Josh Stanbro is Senior Policy Director for the City Council of Honolulu, Office of the Chair, and previously served as the Chief Resilience Officer and Executive Director for the City and County of Honolulu's Office of Climate Change, Sustainability and Resiliency from 2017-2021. Josh graduated from Claremont McKenna College, attended the William S. Richardson School of Law at the University of Hawaiʻi at Mānoa, earning the Cali Award for Native Hawaiian Rights, He holds a law degree from UC Berkeley School of Law.
Gwendy Brown served for 15 years in various leadership roles at microlender Accion Opportunity Fund (AOF). At AOF, Gwendy advanced policies, built coalitions and led programs to deliver responsible financial services to underinvested small business owners and communities. Prior to that, she supported California’s early efforts to track greenhouse gas emissions and promoted international climate action as a Fulbright Fellow in Venezuela.

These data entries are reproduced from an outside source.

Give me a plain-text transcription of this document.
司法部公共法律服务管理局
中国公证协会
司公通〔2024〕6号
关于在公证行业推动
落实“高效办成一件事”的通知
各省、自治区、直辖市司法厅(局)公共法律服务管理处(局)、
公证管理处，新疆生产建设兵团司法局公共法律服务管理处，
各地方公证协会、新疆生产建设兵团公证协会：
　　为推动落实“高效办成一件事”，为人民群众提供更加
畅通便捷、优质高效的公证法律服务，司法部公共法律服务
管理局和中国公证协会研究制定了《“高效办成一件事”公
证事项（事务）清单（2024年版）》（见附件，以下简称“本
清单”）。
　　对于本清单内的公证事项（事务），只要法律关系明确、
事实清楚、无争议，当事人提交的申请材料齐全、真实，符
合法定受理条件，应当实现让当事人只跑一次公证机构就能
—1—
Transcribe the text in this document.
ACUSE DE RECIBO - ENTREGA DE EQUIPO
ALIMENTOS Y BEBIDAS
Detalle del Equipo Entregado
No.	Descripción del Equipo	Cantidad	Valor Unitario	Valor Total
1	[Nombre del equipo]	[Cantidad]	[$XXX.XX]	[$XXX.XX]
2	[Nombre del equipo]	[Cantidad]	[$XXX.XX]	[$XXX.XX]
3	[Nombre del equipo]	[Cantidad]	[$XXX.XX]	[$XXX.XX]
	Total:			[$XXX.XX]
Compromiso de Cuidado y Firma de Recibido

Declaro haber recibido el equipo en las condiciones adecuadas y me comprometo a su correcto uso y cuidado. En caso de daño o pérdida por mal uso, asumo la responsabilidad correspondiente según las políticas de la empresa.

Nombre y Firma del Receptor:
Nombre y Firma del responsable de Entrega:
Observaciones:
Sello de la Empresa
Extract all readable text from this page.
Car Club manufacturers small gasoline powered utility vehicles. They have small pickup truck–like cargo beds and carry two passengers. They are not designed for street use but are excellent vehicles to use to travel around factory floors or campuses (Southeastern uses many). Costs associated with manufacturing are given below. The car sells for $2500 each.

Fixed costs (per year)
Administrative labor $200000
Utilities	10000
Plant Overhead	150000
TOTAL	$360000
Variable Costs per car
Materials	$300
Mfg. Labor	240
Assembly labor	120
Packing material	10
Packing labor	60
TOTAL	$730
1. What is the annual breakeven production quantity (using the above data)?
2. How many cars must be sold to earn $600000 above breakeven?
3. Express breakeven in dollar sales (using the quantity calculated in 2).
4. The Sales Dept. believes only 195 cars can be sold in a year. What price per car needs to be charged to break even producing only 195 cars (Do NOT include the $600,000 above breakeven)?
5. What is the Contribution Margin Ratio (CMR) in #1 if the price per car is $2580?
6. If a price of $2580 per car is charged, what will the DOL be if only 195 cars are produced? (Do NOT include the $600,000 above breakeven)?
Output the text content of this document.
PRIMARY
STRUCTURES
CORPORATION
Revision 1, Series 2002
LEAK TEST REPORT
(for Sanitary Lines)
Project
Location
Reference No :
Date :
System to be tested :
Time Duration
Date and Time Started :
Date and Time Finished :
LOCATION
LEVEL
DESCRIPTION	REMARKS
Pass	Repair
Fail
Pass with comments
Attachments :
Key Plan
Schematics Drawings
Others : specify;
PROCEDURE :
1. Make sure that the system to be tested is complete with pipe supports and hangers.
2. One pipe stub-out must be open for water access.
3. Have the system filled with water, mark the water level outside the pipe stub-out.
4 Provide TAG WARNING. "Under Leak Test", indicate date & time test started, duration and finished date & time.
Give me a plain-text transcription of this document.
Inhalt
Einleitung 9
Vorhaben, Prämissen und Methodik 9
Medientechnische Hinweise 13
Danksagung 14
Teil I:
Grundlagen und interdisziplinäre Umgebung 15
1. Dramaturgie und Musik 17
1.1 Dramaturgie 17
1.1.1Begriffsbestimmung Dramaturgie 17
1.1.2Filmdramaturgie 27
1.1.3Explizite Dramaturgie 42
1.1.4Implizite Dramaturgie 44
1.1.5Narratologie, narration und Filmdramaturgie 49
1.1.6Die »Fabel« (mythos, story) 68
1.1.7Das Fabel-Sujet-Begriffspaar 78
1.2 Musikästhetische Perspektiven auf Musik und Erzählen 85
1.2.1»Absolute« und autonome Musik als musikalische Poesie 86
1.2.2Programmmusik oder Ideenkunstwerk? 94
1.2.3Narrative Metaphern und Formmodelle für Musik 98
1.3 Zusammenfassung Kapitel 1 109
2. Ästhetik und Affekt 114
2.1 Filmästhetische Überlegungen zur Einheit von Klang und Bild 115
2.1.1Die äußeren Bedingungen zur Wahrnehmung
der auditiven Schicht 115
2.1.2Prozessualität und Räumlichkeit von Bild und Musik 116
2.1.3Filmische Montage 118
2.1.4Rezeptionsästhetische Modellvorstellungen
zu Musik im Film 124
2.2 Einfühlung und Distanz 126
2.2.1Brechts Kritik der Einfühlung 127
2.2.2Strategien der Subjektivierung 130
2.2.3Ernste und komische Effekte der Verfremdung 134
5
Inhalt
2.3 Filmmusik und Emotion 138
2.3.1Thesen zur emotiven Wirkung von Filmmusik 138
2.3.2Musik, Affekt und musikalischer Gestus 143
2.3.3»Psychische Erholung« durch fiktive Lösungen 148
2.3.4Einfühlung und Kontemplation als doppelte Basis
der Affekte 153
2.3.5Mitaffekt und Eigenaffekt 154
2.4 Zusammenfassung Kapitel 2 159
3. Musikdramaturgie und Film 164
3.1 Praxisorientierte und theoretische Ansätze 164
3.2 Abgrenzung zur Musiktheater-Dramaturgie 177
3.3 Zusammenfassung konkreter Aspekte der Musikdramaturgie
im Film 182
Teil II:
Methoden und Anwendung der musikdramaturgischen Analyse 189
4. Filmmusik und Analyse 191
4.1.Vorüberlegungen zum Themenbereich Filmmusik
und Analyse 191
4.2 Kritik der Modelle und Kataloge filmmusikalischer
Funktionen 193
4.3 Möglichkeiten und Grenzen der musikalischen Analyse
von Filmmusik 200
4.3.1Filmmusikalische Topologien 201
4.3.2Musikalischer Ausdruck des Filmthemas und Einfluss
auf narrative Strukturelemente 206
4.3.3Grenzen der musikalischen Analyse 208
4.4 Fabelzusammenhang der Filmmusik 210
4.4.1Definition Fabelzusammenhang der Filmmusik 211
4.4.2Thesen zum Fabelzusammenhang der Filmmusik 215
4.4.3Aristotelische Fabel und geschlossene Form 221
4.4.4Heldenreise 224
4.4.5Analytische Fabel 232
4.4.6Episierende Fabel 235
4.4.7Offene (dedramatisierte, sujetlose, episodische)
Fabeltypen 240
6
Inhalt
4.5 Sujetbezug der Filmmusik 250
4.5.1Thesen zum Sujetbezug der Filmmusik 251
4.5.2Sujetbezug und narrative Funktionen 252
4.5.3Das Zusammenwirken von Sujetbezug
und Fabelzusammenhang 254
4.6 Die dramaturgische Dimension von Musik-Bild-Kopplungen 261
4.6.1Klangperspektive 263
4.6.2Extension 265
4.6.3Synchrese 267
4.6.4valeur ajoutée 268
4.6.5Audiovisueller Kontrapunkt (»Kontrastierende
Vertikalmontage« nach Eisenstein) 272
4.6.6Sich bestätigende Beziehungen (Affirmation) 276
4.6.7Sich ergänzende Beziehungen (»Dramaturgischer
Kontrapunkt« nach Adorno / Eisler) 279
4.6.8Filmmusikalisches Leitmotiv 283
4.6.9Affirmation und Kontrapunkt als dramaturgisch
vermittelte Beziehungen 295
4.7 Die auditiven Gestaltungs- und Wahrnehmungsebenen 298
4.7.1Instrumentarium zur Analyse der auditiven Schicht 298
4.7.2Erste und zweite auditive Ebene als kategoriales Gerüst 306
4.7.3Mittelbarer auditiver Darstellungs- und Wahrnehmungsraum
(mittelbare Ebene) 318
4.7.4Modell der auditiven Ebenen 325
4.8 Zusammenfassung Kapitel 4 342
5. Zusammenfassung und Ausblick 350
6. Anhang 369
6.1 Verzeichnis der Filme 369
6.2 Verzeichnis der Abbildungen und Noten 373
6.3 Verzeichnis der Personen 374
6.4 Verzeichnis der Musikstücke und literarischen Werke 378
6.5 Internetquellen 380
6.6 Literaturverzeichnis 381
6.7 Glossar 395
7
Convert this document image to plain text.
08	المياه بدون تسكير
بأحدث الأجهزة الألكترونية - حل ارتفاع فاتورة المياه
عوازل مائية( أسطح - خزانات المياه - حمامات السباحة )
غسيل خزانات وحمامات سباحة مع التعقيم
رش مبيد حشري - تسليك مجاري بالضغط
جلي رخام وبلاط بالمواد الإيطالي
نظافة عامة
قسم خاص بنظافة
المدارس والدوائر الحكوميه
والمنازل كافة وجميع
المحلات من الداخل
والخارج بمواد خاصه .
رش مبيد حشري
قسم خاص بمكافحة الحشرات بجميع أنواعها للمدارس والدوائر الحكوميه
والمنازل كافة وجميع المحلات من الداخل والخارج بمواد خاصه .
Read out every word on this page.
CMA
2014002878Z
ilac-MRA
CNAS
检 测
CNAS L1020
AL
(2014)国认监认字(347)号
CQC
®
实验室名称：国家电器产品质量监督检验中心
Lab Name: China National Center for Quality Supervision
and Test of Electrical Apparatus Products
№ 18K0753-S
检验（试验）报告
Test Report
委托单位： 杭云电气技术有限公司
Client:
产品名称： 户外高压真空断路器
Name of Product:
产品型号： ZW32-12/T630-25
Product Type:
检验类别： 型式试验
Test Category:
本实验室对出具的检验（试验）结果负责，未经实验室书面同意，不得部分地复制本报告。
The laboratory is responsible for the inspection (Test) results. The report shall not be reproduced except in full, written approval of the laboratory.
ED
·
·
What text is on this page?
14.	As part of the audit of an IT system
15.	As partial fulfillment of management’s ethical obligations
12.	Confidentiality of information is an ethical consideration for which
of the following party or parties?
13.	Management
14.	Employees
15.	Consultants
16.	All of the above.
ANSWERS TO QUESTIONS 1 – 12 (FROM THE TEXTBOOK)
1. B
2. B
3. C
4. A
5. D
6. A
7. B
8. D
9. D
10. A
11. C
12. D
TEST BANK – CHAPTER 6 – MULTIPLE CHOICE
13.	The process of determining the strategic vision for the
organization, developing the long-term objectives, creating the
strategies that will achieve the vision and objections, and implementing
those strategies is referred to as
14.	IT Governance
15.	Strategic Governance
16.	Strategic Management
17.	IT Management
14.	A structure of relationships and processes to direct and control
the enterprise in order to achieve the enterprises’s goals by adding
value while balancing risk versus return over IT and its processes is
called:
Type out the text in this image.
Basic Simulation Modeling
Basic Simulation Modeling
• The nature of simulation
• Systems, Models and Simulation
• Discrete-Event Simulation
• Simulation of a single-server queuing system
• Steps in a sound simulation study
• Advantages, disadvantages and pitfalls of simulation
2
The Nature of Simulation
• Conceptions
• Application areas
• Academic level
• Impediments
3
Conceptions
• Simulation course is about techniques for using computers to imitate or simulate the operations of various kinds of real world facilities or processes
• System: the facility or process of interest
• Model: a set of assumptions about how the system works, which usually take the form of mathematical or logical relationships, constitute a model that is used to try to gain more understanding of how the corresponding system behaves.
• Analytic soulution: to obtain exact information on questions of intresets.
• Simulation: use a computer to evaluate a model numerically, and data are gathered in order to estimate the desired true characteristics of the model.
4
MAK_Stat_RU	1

Gwendy holds a BA from Pomona College and an MPA from NYU Wagner.
Questions We Are Thinking About, Inspired by Our Portfolio
Energy Efficiency Innovation
How can we leverage each dollar of taxpayer subsidy with 5 to 10 dollars of private capital, to make our government infrastructure investments stretch farther?
Low-Carbon Materials Innovation
What are the pain points in municipal procurement preventing the adoption of low and zero carbon materials like concrete in America’s infrastructure?
Clean Technology Innovation
How can employment opportunities in clean technology solutions, such as geothermal, solar, and mobility, help facilitate a just transition for oil and gas employees?
Regenerative Agriculture Innovation
How can USDA partner with agtech startups to effectively increase the supply of sustainable plant protein and vegetable oil in the US?